Une fois n’est pas coutume : pour son numéro 331, ce n’est ni un pilier du répertoire qui revient habillé de neuf, ni une rareté jusque-là ignorée qui fait son entrée à l’Avant-Scène Opéra, mais un théâtre qui est mis à l’honneur. Non que la chose soit totalement inédite : en attestent plusieurs titres, dans la rubrique « Numéros thématiques », consacrés à la Scala de Milan (n° 283, novembre 2014) et, pour ses trois cent cinquante ans, l’Opéra de Paris (n° 311, juillet 2019), auxquels on pourrait joindre les volumes dévolus à des festivals, Bayreuth (n° 274, mai 2013) et Pesaro (n° 317, juillet 2020). L’institution monégasque a‑t‑elle un anniversaire à fêter ? Pas vraiment, car l’édifice conçu par Charles Garnier a été inauguré le 25 janvier 1879. S’il fallait trouver une date emblématique et commémorable, ce serait plutôt la création, le 18 février 1893 de la version scénique de La Damnation de Faust (à laquelle Berlioz n’avait probablement jamais songé), spectacle dont les 130 ans sont célébrés avec un peu d’avance, en ce mois de novembre 2022, par une nouvelle production signée Jean-Louis Grinda. Autrement dit, il paraît plus vraisemblable que ce numéro de commande ait été voulu par l’institution afin d’assurer sa promotion, le départ de Monsieur Grinda et l’arrivée de Madame Bartoli étant apparemment l’occasion idéale.

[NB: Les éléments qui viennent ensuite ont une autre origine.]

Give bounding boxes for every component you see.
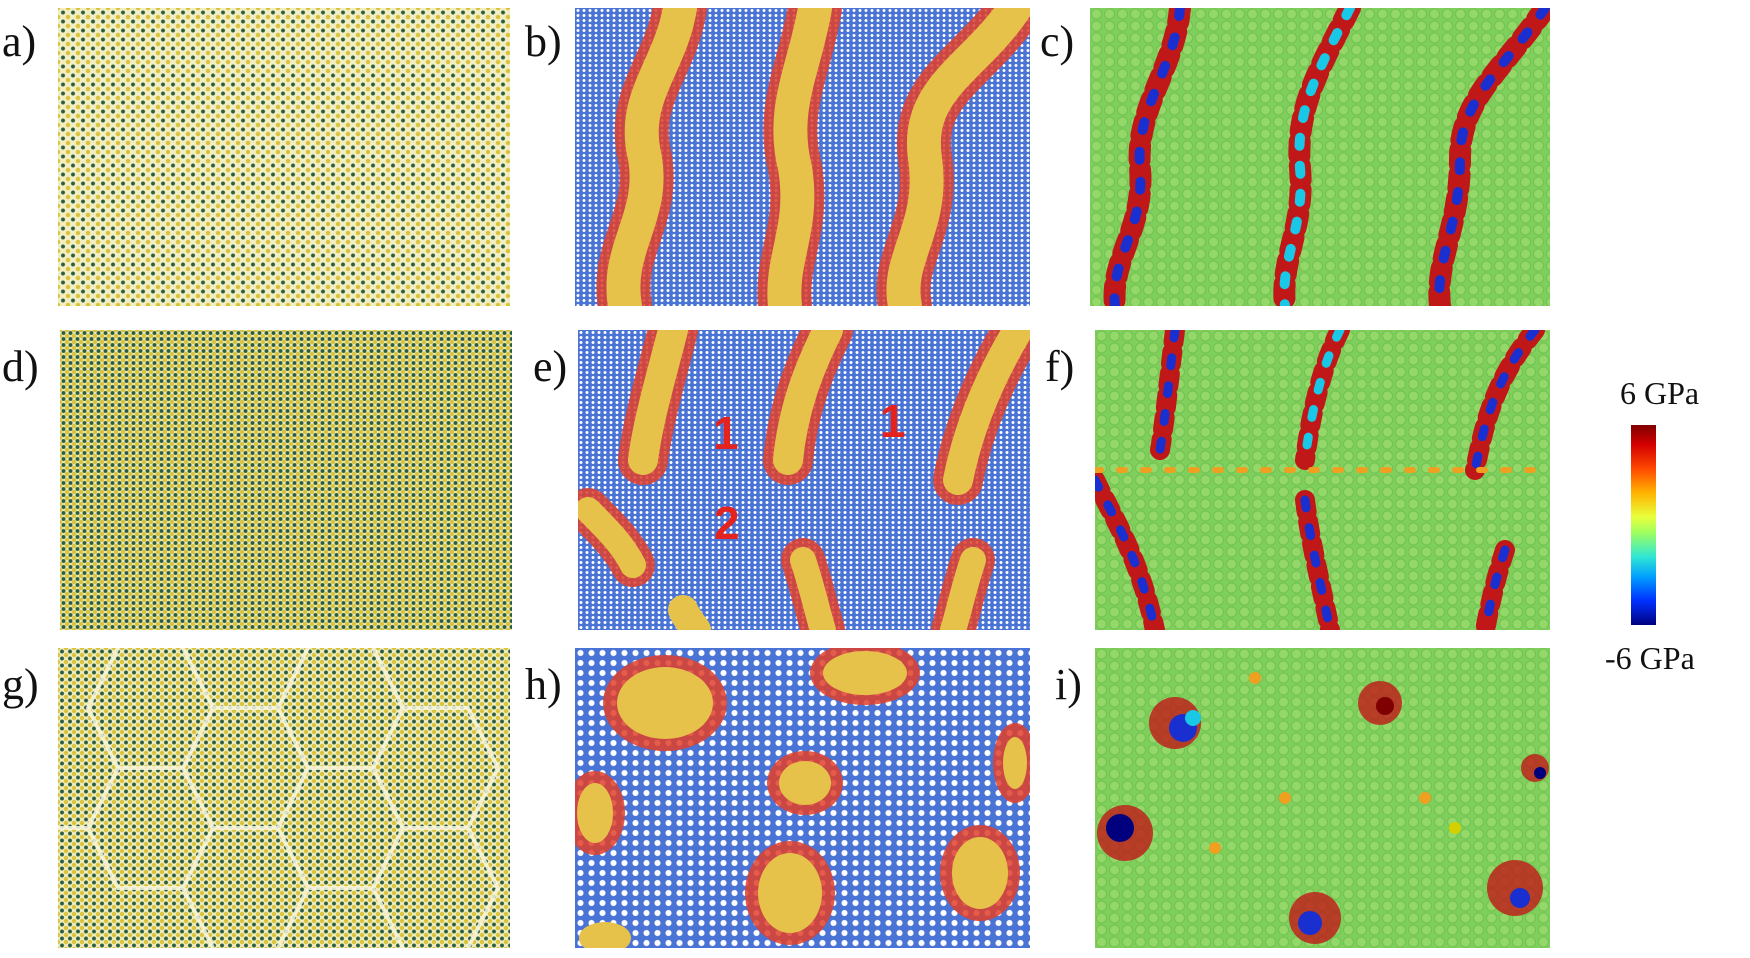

On comprend donc bien que, pour ce premier numéro dont il assure pleinement le sommaire en tant que rédacteur en chef (il remercie ses prédécesseurs en quelques lignes émouvantes, page 5), Jules Cavalié ait donc composer avec un certain nombre d’exigences. Le mérite n’en est donc que plus grand, d’avoir réussi à concocter un volume riche, instructif et superbement illustré, qui prend en considération tous les aspects du sujet, ledit sujet ne se limitant pas uniquement au « règne » de Raoul Gunsbourg, qui dura de 1892 à 1951, même si ce très long mandat coïncide avec les plus hautes heures de cette maison.

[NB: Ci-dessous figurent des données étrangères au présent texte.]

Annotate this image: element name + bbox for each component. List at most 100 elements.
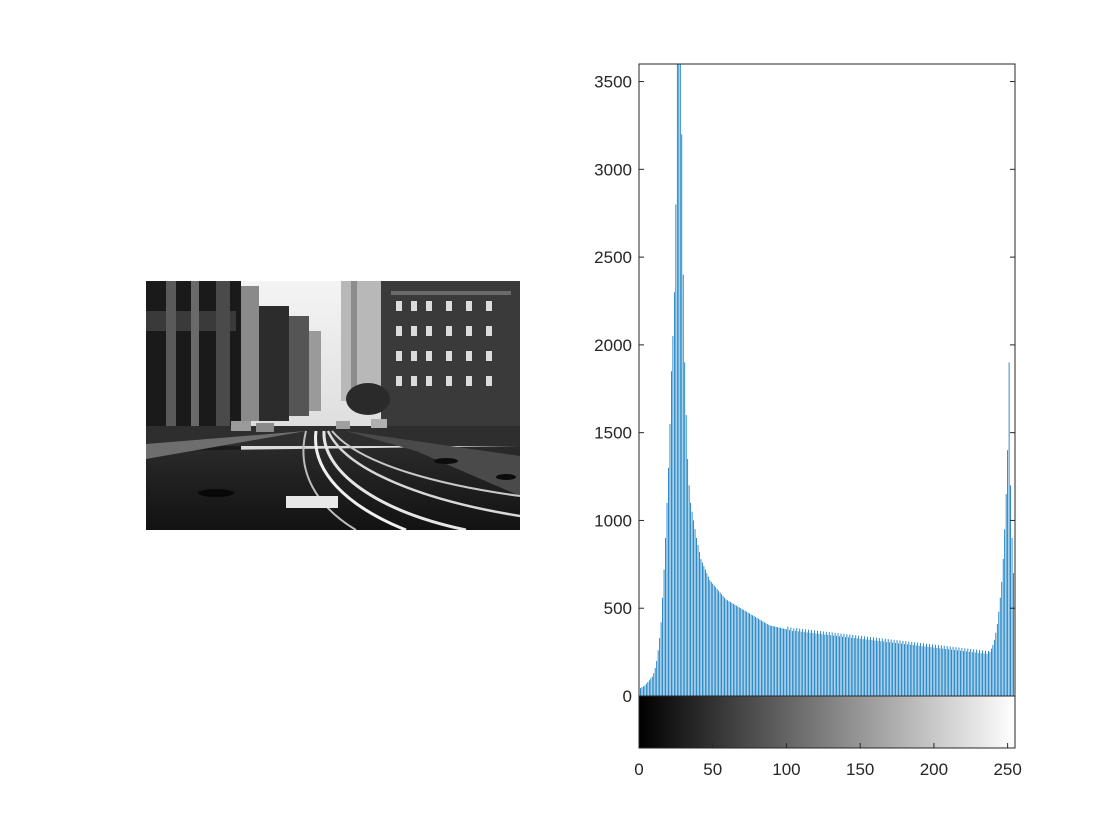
histogram-bar — [668, 467, 669, 696]
histogram-bar — [794, 630, 796, 696]
histogram-bar — [756, 617, 758, 696]
histogram-bar — [890, 639, 892, 696]
histogram-bar — [930, 647, 932, 696]
histogram-bar — [797, 631, 799, 696]
histogram-bar — [673, 292, 675, 696]
histogram-bar — [856, 638, 858, 696]
histogram-bar — [845, 637, 846, 696]
histogram-bar — [812, 633, 814, 696]
histogram-bar — [960, 650, 961, 696]
x-tick-label: 150 — [846, 760, 874, 779]
histogram-bar — [998, 611, 1000, 696]
histogram-bar — [1005, 494, 1007, 696]
histogram-bar — [790, 627, 792, 696]
histogram-bar — [778, 627, 780, 696]
histogram-bar — [718, 590, 720, 696]
histogram-bar — [1010, 485, 1011, 696]
histogram-bar — [672, 336, 674, 696]
histogram-bar — [846, 634, 848, 696]
histogram-bar — [640, 688, 641, 696]
histogram-bar — [982, 650, 983, 696]
histogram-bar — [645, 683, 647, 696]
histogram-bar — [671, 371, 672, 696]
histogram-bar — [839, 636, 840, 696]
histogram-bar — [904, 644, 905, 696]
y-tick-label: 1000 — [594, 511, 632, 530]
histogram-bars — [638, 64, 1016, 697]
histogram-bar — [758, 618, 759, 696]
y-tick-label: 500 — [604, 599, 632, 618]
plot-area — [639, 64, 1015, 696]
histogram-bar — [996, 624, 998, 696]
histogram-bar — [814, 630, 815, 696]
histogram-bar — [738, 607, 740, 696]
histogram-bar — [905, 641, 907, 696]
histogram-bar — [763, 622, 765, 696]
histogram-bar — [859, 638, 861, 696]
histogram-bar — [849, 634, 851, 696]
histogram-bar — [1004, 529, 1006, 696]
histogram-bar — [685, 415, 687, 696]
histogram-bar — [768, 624, 770, 696]
histogram-bar — [743, 609, 745, 696]
histogram-bar — [1013, 573, 1014, 696]
histogram-bar — [834, 632, 836, 696]
histogram-bar — [945, 648, 947, 696]
histogram-bar — [780, 627, 781, 696]
histogram-bar — [926, 643, 927, 696]
histogram-bar — [676, 64, 678, 696]
x-tick-label: 250 — [993, 760, 1021, 779]
histogram-bar — [734, 604, 736, 696]
histogram-bar — [843, 633, 845, 696]
histogram-bar — [873, 637, 874, 696]
histogram-bar — [875, 637, 877, 696]
histogram-bar — [980, 653, 982, 696]
histogram-bar — [641, 687, 643, 696]
histogram-bar — [877, 640, 879, 696]
histogram-bar — [775, 626, 777, 696]
histogram-bar — [744, 610, 746, 696]
histogram-bar — [986, 653, 988, 696]
histogram-bar — [867, 636, 868, 696]
histogram-bar — [861, 635, 863, 696]
histogram-bar — [858, 635, 860, 696]
grayscale-colorbar — [638, 695, 1016, 749]
histogram-bar — [766, 624, 768, 696]
histogram-bar — [912, 645, 914, 696]
histogram-bar — [833, 635, 835, 696]
histogram-bar — [828, 632, 830, 696]
histogram-bar — [881, 638, 883, 696]
histogram-bar — [681, 134, 683, 697]
histogram-bar — [995, 632, 997, 696]
histogram-bar — [709, 580, 711, 696]
histogram-bar — [741, 609, 743, 696]
histogram-bar — [690, 502, 692, 696]
histogram-bar — [883, 641, 885, 696]
histogram-bar — [728, 601, 730, 696]
histogram-bar — [870, 637, 871, 696]
histogram-bar — [688, 485, 690, 696]
histogram-bar — [853, 638, 855, 696]
histogram-bar — [898, 643, 899, 696]
histogram-bar — [791, 631, 793, 696]
histogram-bar — [722, 595, 724, 696]
histogram-bar — [731, 602, 733, 696]
histogram-bar — [954, 650, 955, 696]
histogram-bar — [892, 642, 894, 696]
histogram-bar — [968, 651, 970, 696]
histogram-bar — [800, 631, 802, 696]
histogram-bar — [927, 646, 929, 696]
x-tick-label: 100 — [772, 760, 800, 779]
histogram-bar — [762, 621, 764, 696]
histogram-bar — [666, 502, 668, 696]
histogram-bar — [902, 640, 904, 696]
histogram-bar — [809, 632, 811, 696]
y-tick-label: 1500 — [594, 424, 632, 443]
histogram-bar — [725, 599, 727, 696]
histogram-bar — [985, 650, 986, 696]
histogram-bar — [825, 631, 827, 696]
histogram-bar — [884, 638, 886, 696]
histogram-bar — [991, 648, 992, 696]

Il y eut cependant un avant Gunsbourg, l’ouvrage nous le rappelle. Dans cette ville hors sol, cité de plaisir, il fallait trouver le moyen de retenir quelques heures de plus les membres de ce que l’on n’appelait pas encore la jet-set. Dans « le petit abcès tout suppurant d’or qu’un certain M. Grimaldi, premier croupier d’Europe et prince de Monaco, cultive au sud de la France » (selon les termes du critique Georges Pioch en 1910), la musique fut donc sollicitée comme divertissement permettant de prolonger le temps consacré au casino. En 1863, la Société des Bains de Mer est rachetée par François Blanc, qui décide de transférer son activité de Hombourg vers Monaco : il sait que, pour attirer une clientèle de prestige, il devra lui offrir « les plaisirs et les choses les plus belles du monde ». A la tête d’une fortune considérable, Blanc financera à 80 % l’achèvement des travaux de l’Opéra de Paris après la guerre de 1870 ; à sa mort, sa veuve Marie – voir l’article de Charlotte Lubert-Notari – reprend le flambeau et c’est elle qui décide qu’une salle de concert digne de ce nom est indispensable à Monte-Carlo, nom adopté en 1866 en hommage au prince Charles III. C’est ainsi qu’en huit mois sortira de terre cet autre Palais Garnier, sorte d’annexe du casino ; dans son texte, Rémy Campos expose bien le lien entre tables de jeux et fauteuils d’orchestre. Divers agrandissements modifieront la scène et la salle, et un siècle plus tard, quelques blocs de béton, d’acier et de verre viendront gratifier la principauté d’espaces plus vastes pour la musique et l’opéra, mais l’essentiel est là dès 1879.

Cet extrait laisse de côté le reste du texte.